He bumped right and left, up and down, in his red upholstered cabin seat as the train jutted and jabbed along the rails through the mountains. He gazed lazily out the cabin window at the bold green foliage of the Smokey Mountains. It had been a while since he’d seen them and he really did not miss them.
In a frigid February of 1901, he was brought into the world as James Ryan Mallory and known as Jimmy for every moment thereafter until he left Jasper, Georgia. James had taken his education as the greatest opportunity to escape the city limits of his childhood. Through every season, every hunger pain, every beating, he buried his emotions, thoughts and dreams into the books given to him by the school and the ones sheltered in the little Jasper library. When his one-in-a-million chance arrived, he didn’t look back.
Now in June 1929, James rested his head against the sturdy, vibrating wood wall behind his cabin seat that served as a wall of his small traveler cabin. He’d successfully stayed away for all this time. He returned now as a failure. He didn’t know how he would tell anyone the truth. She’d written him very few letters in all his years away from home. When he first left, he sent letters to her weekly. After months of no response, he reduced himself to writing the big events such as graduation, his job offers, internship, hire and promotions. After his father died, she began to write him occasionally, telling only about his sisters and weather conditions. As uninformative and disinteresting as her letters were, he was grateful to finally have some word from her.
He watched the trees that covered the mountainsides move by in a blur. The edges of the peeks were smudged by the rising mist in the morning heat. It was going to be a hot day, as it always was in June, and would not be a good day. James sighed and tried to keep his thoughts off his mother, off her current condition and all the implications attached to it, off Jasper. It seemed too late for all of that. Here was the station.
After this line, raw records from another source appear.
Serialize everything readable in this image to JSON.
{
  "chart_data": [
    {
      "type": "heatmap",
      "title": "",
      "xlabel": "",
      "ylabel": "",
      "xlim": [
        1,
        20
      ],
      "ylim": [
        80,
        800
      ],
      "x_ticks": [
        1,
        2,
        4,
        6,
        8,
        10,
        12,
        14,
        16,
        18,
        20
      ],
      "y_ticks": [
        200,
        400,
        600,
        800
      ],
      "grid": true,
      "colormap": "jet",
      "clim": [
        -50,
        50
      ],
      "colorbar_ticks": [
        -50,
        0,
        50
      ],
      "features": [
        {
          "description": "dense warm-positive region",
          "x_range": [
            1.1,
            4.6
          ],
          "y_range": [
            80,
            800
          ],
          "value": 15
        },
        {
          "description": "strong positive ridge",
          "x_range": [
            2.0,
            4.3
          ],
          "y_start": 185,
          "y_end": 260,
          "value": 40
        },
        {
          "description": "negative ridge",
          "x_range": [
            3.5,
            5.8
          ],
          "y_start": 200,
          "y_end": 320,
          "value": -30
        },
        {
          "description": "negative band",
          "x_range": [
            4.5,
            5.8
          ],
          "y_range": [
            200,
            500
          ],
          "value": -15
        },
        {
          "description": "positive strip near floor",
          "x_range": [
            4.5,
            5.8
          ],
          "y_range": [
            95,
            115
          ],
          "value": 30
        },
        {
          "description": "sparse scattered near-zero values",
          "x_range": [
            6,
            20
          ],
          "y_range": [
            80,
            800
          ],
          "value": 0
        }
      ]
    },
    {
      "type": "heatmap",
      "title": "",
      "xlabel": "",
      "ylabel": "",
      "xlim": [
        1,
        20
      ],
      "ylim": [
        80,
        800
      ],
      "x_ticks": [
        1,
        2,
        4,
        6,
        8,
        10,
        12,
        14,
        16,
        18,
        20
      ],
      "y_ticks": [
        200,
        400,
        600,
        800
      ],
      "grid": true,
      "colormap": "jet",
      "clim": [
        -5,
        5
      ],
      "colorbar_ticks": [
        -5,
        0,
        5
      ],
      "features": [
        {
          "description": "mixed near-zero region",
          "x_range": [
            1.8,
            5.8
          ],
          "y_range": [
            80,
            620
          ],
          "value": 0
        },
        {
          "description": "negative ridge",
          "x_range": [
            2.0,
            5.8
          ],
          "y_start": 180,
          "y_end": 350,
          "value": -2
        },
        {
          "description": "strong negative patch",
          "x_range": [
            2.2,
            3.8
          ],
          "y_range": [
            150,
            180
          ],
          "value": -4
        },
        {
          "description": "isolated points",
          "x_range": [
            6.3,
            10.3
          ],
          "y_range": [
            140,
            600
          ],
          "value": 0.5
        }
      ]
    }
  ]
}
The train began to slow and blow its whistle. It was a jolting experience, shifting back and forth unevenly as the train braked against its powerful momentum. He ran his fingers through his hair and clutched onto the edge of his cabin seat, trying to balance himself. Why did I come? Why did I come? James thought over and over to himself. Why? Why? Why? In just that moment, he became a child again, succumbing to the same emotions and intimidation. Knowing that the moment he’d look out that train window, he’d see every tree and building just as it had been every day of his life, including the day he left. Nothing ever changed in Jasper, Georgia.
James had closed his eyes so tightly that he began to see stars darting and floating beneath his lids. He felt dizzy and lightheaded. Breathing deeply, he forced himself to open his eyes and look out the window. All he could see was light and blurred color with the dark shape of a man on the platform. He blinked. More blur. He blinked again and suddenly saw his father’s cold, angry face burning with rage at him, standing in a fight posture waiting for him to get off the train and face him. A gasp escaped James’ lips and he closed his eyes tightly again, rubbed them, whimpered to himself and opened to look out the window once more.
On the other side of the window were the same trees and buildings he’d seen every day of his life, especially the day that he left. His father was not there. The blur was nothing more than an optical illusion of a fir tree. James calmed himself with the knowledge that he’d just hallucinated from stress. He’d gotten himself so emotional that he was seeing apparitions. James tried to laugh off the moment, his irrational fear of the past, and felt almost relieved that his relationship with Allison had ended. If their relationship had not been severed by the foolish anger of her father, he was sure Allison would have retracted in revulsion at the condition of his childhood and the reality of his family. Allison had felt his childhood tales of poverty and innovative imaginations were charming. She was a debutant from a very wealthy New York family, and he could not allow the reality of his past to become too real for her. Allison Parker would not have understood and it is likely her family would have rejected him then. The key to his charming southern roots in the New York City society circles was that he was disconnected from them. He imagined the disaster that this muggy, steaming mountain would become in his relationship. He imagined her horror at having to deal with a neurotic man who she was currently working towards having a future that was entirely reliant upon him as she treads her delicate feet and designer footwear over muddy roads and tried to sleep in a stuffy, dark shack on a moldy mattress and every pest that could infest. James knew it was all for the best that he would never see his precious Allison again. He was nothing more than a lost puppy, a southern hillbilly dressed up as a gentleman and no amount of education and expensive suits would ever change that. He couldn’t expect New York socialites to accept him. He couldn’t accept himself.
The door pushed open with a clang. “Sir?” spoke up the young attendant, “Welcome to Jasper, Georgia. Will you be continuing to Atlanta or may I please assist you with your belongings?”
James sighed another heavy sigh and pushed himself up off the seat into a standing position. “No,” he coughed out, “My journey ends here. I, uh, I think I got it. Thank you, boy.” James dug in his pocket and brought out a quarter.